Restoring the time waveform signal of the original division period based on a generated time waveform.

2. A method of decoding coded speech signals according to claim 1, wherein two adjacent frames of the generated time waveform generated when the first row is inversely orthogonally transformed into the information on the time axis are repeatedly used to obtain a required length of a time waveform from the adjacent frames, the time waveform of the adjacent frames now having the required waveform length and being processed with a predetermined "windowing" formation and then superimposed-added to generate a superimposed addition waveform which is interpolated depending on the original division period to output a time waveform signal of a predetermined sampling rate.
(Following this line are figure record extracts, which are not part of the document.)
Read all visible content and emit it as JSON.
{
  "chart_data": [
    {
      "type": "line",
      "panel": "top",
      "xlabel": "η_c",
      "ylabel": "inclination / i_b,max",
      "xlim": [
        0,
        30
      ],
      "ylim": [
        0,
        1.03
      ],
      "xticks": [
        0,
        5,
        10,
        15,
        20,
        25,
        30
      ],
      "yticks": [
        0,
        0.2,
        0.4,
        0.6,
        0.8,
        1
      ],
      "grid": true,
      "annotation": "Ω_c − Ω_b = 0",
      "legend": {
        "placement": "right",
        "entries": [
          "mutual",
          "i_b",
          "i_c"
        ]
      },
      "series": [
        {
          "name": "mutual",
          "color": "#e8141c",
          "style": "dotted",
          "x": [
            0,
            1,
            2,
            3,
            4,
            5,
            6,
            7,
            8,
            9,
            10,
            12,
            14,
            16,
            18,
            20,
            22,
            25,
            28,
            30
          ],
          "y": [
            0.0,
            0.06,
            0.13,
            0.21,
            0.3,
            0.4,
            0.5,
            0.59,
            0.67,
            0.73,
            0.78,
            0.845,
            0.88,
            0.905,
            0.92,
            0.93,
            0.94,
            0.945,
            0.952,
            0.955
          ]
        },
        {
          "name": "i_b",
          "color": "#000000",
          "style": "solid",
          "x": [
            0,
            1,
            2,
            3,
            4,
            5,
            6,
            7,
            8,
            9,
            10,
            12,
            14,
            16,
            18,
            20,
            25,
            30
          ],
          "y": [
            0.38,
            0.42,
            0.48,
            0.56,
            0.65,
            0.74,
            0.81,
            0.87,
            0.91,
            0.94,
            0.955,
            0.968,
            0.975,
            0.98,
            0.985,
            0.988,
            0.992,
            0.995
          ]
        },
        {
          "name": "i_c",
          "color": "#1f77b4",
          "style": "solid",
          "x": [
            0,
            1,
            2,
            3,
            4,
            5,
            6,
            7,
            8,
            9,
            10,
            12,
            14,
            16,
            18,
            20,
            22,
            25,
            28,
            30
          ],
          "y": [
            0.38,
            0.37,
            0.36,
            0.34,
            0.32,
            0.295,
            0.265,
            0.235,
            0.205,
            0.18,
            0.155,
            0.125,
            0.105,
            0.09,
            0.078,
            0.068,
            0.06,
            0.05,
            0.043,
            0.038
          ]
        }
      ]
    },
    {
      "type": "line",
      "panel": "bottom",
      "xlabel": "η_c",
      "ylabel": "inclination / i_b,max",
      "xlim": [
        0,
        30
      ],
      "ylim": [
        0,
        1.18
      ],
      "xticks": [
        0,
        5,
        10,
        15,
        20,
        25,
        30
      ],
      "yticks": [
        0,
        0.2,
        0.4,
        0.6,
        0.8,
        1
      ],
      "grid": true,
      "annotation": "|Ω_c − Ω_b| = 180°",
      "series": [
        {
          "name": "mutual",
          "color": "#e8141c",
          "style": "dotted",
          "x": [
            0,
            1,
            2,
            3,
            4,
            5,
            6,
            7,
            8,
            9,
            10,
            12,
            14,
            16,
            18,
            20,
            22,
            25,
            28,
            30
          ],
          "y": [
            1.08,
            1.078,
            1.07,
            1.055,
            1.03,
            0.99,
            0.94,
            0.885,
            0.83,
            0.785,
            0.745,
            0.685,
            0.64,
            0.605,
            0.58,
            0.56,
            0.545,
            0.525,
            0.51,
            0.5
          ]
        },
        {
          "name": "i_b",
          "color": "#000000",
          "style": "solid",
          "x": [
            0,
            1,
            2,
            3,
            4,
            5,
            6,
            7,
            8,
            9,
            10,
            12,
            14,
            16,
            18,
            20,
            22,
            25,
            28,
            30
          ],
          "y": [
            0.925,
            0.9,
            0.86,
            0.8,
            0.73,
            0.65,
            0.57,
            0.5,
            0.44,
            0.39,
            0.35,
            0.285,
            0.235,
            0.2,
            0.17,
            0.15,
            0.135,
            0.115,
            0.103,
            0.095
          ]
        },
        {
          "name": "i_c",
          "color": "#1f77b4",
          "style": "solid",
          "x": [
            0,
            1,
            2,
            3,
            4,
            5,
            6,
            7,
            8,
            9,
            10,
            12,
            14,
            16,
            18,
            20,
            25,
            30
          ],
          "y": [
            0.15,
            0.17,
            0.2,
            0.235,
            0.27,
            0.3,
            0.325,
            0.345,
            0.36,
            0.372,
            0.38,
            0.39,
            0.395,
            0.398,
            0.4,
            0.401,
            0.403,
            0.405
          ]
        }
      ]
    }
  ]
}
3. A method for decoding coded speech signals according to claim 2, wherein - when the change in the pitch between adjacent frames is small - the spectral envelope is gradually interpolated, whereas, when the change in the If the pitch between adjacent frames is not small, the spectral envelope is sharply interpolated.

4. A method for decoding coded speech signals according to claim 3, wherein - when the change in the pitch between adjacent frames is small - both the pitch and the spectral envelope are interpolated, whereas when the change in the pitch between adjacent frames is not small, only the spectral envelope is interpolated.

5. A method for decoding coded speech signals according to claim 3, wherein at division frequencies for frames for time points n₁, n₂ of ω₁, ω₂ the spectral envelope is interpolated gradually, and steeply when ω₂ - ω₁)/ω₂ ≤ 0.1 and when ω₂ - ω₁)/ω₂ ≤ 0.1, respectively.

6. A method for decoding coded speech signals according to any one of claims 1 to 5, wherein two adjacent frames of the time waveform generated in the inverse orthogonal transformation of the first row into the information on the time axis are repeatedly used to obtain a required length, the time waveforms of the adjacent frames having the required length and being resampled in dependence on respective division periods, and the resampled time waveforms being windowed and superposition-added in a predetermined manner to generate an output waveform.

7. A method for decoding coded speech signals according to any one of claims 1 to 6, which is applied to a sine wave synthesis in speech analysis/synthesis, wherein the multi-band excitation is used.

8. An apparatus for decoding coded speech signals, wherein the coded speech signals are decoded by sine wave synthesis based on the information of corresponding harmonics spaced from each other at a pitch interval, the harmonics being obtained by transforming speech signals into the corresponding information on the frequency axis, the apparatus comprising:

means for appending zero data to a data series to show the amplitude of the harmonics to produce a first series having a predetermined number of elements;

means for appending zero data to a data series showing the phase of the harmonics to produce a second series having a predetermined number of elements;

a device for the inverse orthogonal transformation of the first and second rows into the information on the time axis; and

means for restoring the time waveform signal of the original division period based on a generated time waveform and for outputting the restored time waveform signal.

9. A communication device embodying the device of claim 8.